Legalism is a particularly popular and dangerous form of godlessness.  Its power is the appeals it makes to previous commandments or ordinances. Like the ancient Hebrews who had taken to worshipping as an idol the brazen serpent that God once commanded Moses to forge (2 Kings 18:4), legalists make idols of past or particular commandments that they latch onto for their own (usually ego-driven) reasons. Because their concern is about commandments, they like to see themselves as more obedient than everyone else.

Titus chapter 1 begins with an interesting frame for his later discussion of law. He writes of eternal life "promised before the world began," "but... in due times manifested" (vs. 2-3). This is about as concise a statement as you can find anywhere in scripture about progressive revelation of eternal principles. None of us, in other words, yet know the full mind of God, which has existed since before time in relation to our understanding. What understanding we do get is "manifested" in "due times," progressively.  This is why Mormons insist that faithfulness comprises obedience to modern day revelation.  What is most important is, What does God have to tell us now?  Knowing this requires a current, living relationship with a living God.
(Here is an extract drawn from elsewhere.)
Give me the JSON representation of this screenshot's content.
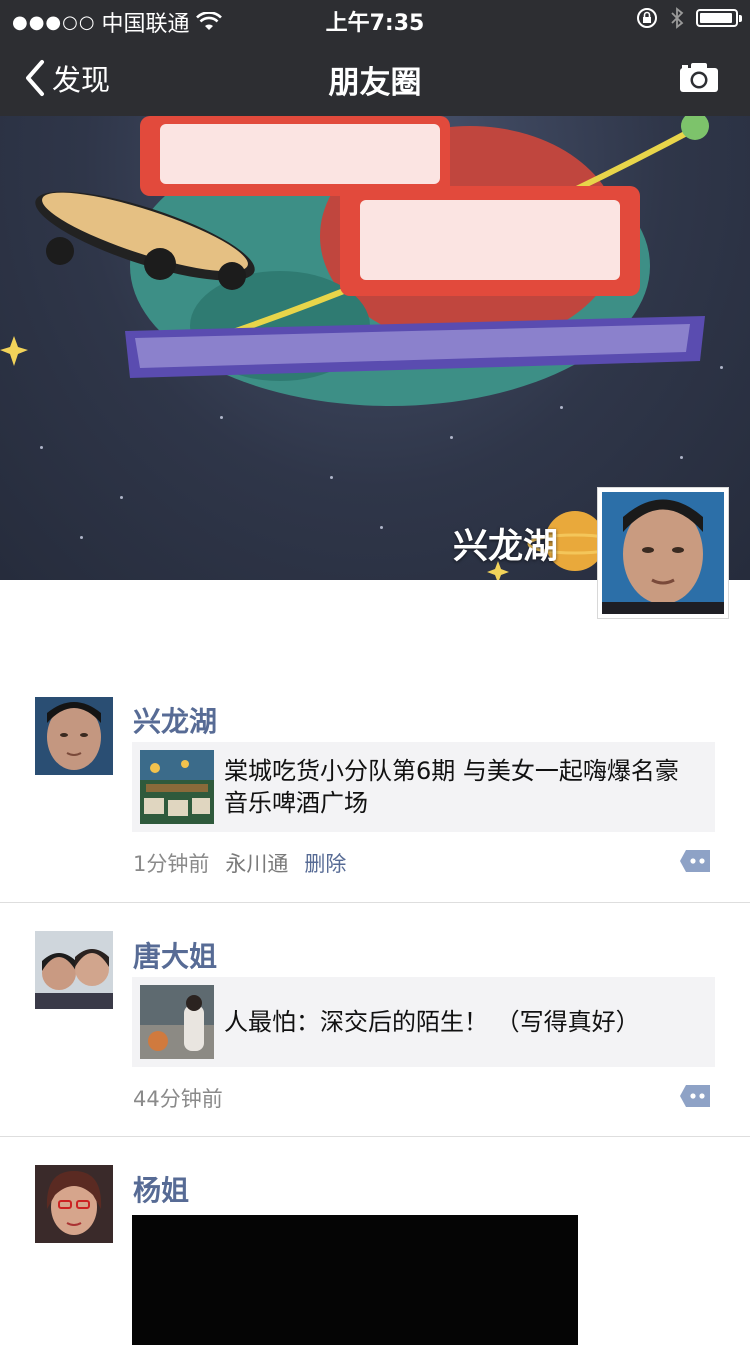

It is that failure to be attentive to what God is telling us now that constitutes damning disobedience (damning in the classical Mormon sense of being stymied in one's progress).  This is why, when Paul speaks later in the chapter of the "unruly, vain talkers and deceivers," he means "specifically, they of the circumcision" (v. 10).  This is an interesting conjunction of descriptors, since, in the cultural context of his time, "they of the circumcision" would widely have been understood as synonymous with "those most obedient to the law of God."  "They profess that they know God," said Paul (v. 16).  It was this "obedient" class that Jesus clashed with time after time during his own ministry; and the "obedient" class that made it their mission to silence Paul.  Paul, for his part, insisted it was they "whose mouths must be stopped, who subvert whole houses, teaching things which they ought not" (v. 11), condemning the obedience they were preaching as "fables" and "commandments of men" (v. 14).
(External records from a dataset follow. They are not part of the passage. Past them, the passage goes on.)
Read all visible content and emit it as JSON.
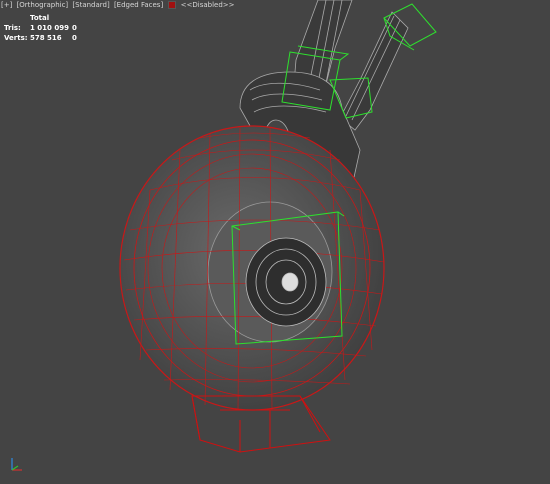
{
  "viewport_menu": {
    "plus": "[+]",
    "view": "[Orthographic]",
    "shading": "[Standard]",
    "edged": "[Edged Faces]",
    "disabled": "<<Disabled>>"
  },
  "stats": {
    "header": "Total",
    "rows": [
      {
        "label": "Tris:",
        "value": "1 010 099",
        "selected": "0"
      },
      {
        "label": "Verts:",
        "value": "578 516",
        "selected": "0"
      }
    ]
  },
  "colors": {
    "background": "#444444",
    "wire_red": "#c81818",
    "wire_gray": "#9a9a9a",
    "bbox_green": "#2ee02e",
    "select_red": "#d01010"
  },
  "icons": [
    "axis-gizmo-icon",
    "disabled-color-swatch-icon"
  ]
}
It is significant that Paul then addresses the issue of "purity," a typical preeminent concern of those who idolize obedience.  True purity, for Paul, was a product not of zealous obedience to outward ordinances, but of adherence to God's higher law of love.  "Unto the pure all things are pure," says Paul, "But unto them that are defiled and unbelieving is nothing pure; but even their mind and conscience is defiled" (v. 15).  Compare, for example, with 1 Corinthians 10:23, "All things are lawful for me, but all things are not expedient."  (This was an awareness that Martin Luther capitalized on in the Reformation and that provoked accusations of antinomianism by his opponents.  It would be truly antinomian, of course, only if one denied the discipline love demands of us.)  Obsession with pure obedience, ironically, defiles us; while ability to forgive opens the gates of forgiveness (and purity).
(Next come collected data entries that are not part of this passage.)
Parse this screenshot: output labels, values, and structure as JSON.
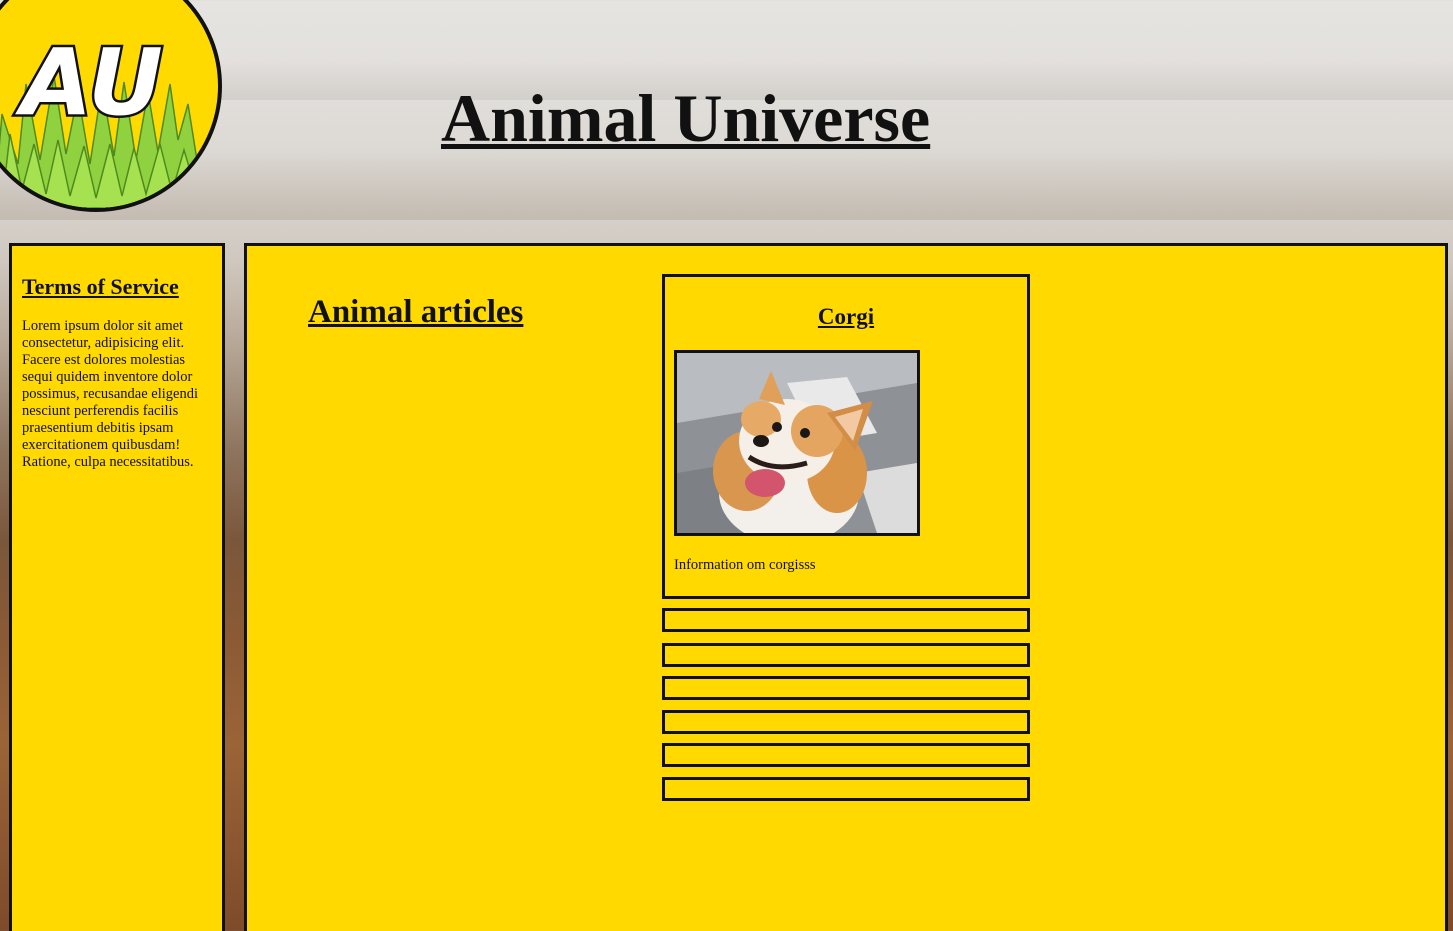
{
  "header": {
    "logo_text": "AU",
    "title": "Animal Universe"
  },
  "sidebar": {
    "heading": "Terms of Service",
    "body": "Lorem ipsum dolor sit amet consectetur, adipisicing elit. Facere est dolores molestias sequi quidem inventore dolor possimus, recusandae eligendi nesciunt perferendis facilis praesentium debitis ipsam exercitationem quibusdam! Ratione, culpa necessitatibus."
  },
  "main": {
    "section_title": "Animal articles",
    "articles": [
      {
        "title": "Corgi",
        "image_subject": "corgi dog photo",
        "description": "Information om corgisss"
      }
    ],
    "empty_article_count": 6
  },
  "colors": {
    "panel_background": "#ffd900",
    "border": "#111111",
    "logo_grass": "#8fd13f"
  }
}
"Unbelieving," here, would be inability to trust in the love of God, as communicated through the Atonement. Paul described them as "defiled," I think, because of their inability to see purity in themselves, or to see or appreciate it in others, thriving instead on condemnation.

Paul wasn't exaggerating here when he speaks of "whole houses subverted" by legalism. "Houses" stands here nicely for any kind of polity. Legalism poisons all our relationships with authority -- whether it is household authority, ecclesiastical authority, or political authority. Once the idolatrous demon behind the mask of "perfect obedience" is exposed, trust is often irreparably destroyed. Legalism presents us an idolatrous image of God as tyrant, so one of the first things to go once we recognize the deception is our faith in God. Until, and unless, that is, we are able -- by the grace of God -- to recover some meaningful sense of God as Love.


Anonymous said...

I love your posts on the law.

Unto the pure all things are pure. All things are lawful to me, but not expedient. I am holding these in my thoughts---they seem newly powerful and relevant to me.

Who knew Paul could be so powerful? I must read more!

J G-W said...

Paul is very misunderstood, partly, I think, because of how he had to position himself in relation to the major controversies in the Church of his day.

Paul has been unfairly accused of misogyny and homophobia. But his theology is, ironically, a key to freeing ourselves from all sorts of prejudices and "isms." I do think the key to understanding certain seemingly prejudicial passages in Paul is to realize that Paul was trying to manage a very difficult transition from old conceptions of law to new, in a way that kept good order in the Church.

A real understanding of his theological framework though, would recognize as the encapsulation of the higher law his statement in Galatians: "There is neither Jew nor Greek, there is neither bond nor free, there is neither male nor female: for ye are all one in Christ Jesus."